#!/bin/bash
#Test the split-brain resolution CLI commands.
. $(dirname $0)/../../include.rc
. $(dirname $0)/../../volume.rc
cleanup;
TEST glusterd
TEST pidof glusterd
#Create replica 2 volume
TEST $CLI volume create $V0 replica 2 $H0:$B0/${V0}{0,1}
TEST $CLI volume set $V0 performance.write-behind off
TEST $CLI volume set $V0 cluster.self-heal-daemon off
TEST $CLI volume set $V0 cluster.entry-self-heal off
TEST $CLI volume set $V0 cluster.data-self-heal off
TEST $CLI volume set $V0 cluster.metadata-self-heal off
TEST $CLI volume start $V0
TEST $GFS --volfile-id=/$V0 --volfile-server=$H0 $M0
TEST touch $M0/file
############ Healing using favorite-child-policy = ctime #################
TEST kill_brick $V0 $H0 $B0/${V0}0
TEST dd if=/dev/urandom of=$M0/file bs=1024 count=1024
TEST $CLI volume start $V0 force
EXPECT_WITHIN $PROCESS_UP_TIMEOUT "1" brick_up_status $V0 $H0 $B0/${V0}0
EXPECT_WITHIN $PROCESS_UP_TIMEOUT "1" afr_child_up_status $V0 0
TEST kill_brick $V0 $H0 $B0/${V0}1
TEST dd if=/dev/urandom of=$M0/file bs=1024 count=1024
TEST $CLI volume start $V0 force
EXPECT_WITHIN $PROCESS_UP_TIMEOUT "1" brick_up_status $V0 $H0 $B0/${V0}1
EXPECT_WITHIN $PROCESS_UP_TIMEOUT "1" afr_child_up_status $V0 1
TEST $CLI volume set $V0 cluster.self-heal-daemon on
EXPECT_WITHIN $PROCESS_UP_TIMEOUT "Y" glustershd_up_status
EXPECT_WITHIN $CHILD_UP_TIMEOUT "1" afr_child_up_status_in_shd $V0 0
EXPECT_WITHIN $CHILD_UP_TIMEOUT "1" afr_child_up_status_in_shd $V0 1
TEST $CLI volume heal $V0
#file fill in split-brain
cat $M0/file > /dev/null
EXPECT "1" echo $?
# Umount to prevent further FOPS on the file, then find the brick with latest ctime.
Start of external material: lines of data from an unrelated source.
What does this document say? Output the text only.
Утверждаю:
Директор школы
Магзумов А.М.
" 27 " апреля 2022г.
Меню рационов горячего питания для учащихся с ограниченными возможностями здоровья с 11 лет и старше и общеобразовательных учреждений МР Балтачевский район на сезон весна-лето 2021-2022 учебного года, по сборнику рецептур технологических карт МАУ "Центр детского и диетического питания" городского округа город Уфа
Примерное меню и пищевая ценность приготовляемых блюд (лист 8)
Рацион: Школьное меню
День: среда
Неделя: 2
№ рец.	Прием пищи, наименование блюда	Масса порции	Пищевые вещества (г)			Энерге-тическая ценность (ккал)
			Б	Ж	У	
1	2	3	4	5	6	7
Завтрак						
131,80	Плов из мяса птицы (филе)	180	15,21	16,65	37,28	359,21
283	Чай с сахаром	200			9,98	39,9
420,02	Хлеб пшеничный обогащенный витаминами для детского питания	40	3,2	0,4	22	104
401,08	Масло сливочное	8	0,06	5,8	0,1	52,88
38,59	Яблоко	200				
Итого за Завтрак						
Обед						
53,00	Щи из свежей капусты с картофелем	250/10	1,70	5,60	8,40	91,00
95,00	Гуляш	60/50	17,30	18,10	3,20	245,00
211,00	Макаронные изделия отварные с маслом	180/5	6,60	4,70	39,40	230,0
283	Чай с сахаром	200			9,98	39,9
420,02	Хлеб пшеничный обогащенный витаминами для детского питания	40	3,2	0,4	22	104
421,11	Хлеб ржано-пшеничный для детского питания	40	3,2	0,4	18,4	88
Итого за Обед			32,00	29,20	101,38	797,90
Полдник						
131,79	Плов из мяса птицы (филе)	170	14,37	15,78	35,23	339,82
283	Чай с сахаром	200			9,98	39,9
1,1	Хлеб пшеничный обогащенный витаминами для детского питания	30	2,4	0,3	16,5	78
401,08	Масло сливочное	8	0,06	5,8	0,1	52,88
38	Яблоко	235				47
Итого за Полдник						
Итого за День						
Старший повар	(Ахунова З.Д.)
EXPECT_WITHIN $UMOUNT_TIMEOUT "Y" force_umount $M0
ctime1=`stat -c "%.Z" $B0/${V0}0/file`
ctime2=`stat -c "%.Z" $B0/${V0}1/file`
if (( $(echo "$ctime1 > $ctime2" | bc -l) )); then
LATEST_CTIME_MD5=$(md5sum $B0/${V0}0/file | cut -d\ -f1)
else
LATEST_CTIME_MD5=$(md5sum $B0/${V0}1/file | cut -d\ -f1)
fi
TEST $CLI volume set $V0 cluster.favorite-child-policy ctime
TEST $CLI volume start $V0 force
EXPECT_WITHIN $PROCESS_UP_TIMEOUT "Y" glustershd_up_status
EXPECT_WITHIN $CHILD_UP_TIMEOUT "1" afr_child_up_status_in_shd $V0 0
EXPECT_WITHIN $CHILD_UP_TIMEOUT "1" afr_child_up_status_in_shd $V0 1
TEST $CLI volume heal $V0
EXPECT_WITHIN $HEAL_TIMEOUT "^0$" get_pending_heal_count $V0
B0_MD5=$(md5sum $B0/${V0}0/file | cut -d\ -f1)
B1_MD5=$(md5sum $B0/${V0}1/file | cut -d\ -f1)
TEST [ "$LATEST_CTIME_MD5" == "$B0_MD5" ]
TEST [ "$LATEST_CTIME_MD5" == "$B1_MD5" ]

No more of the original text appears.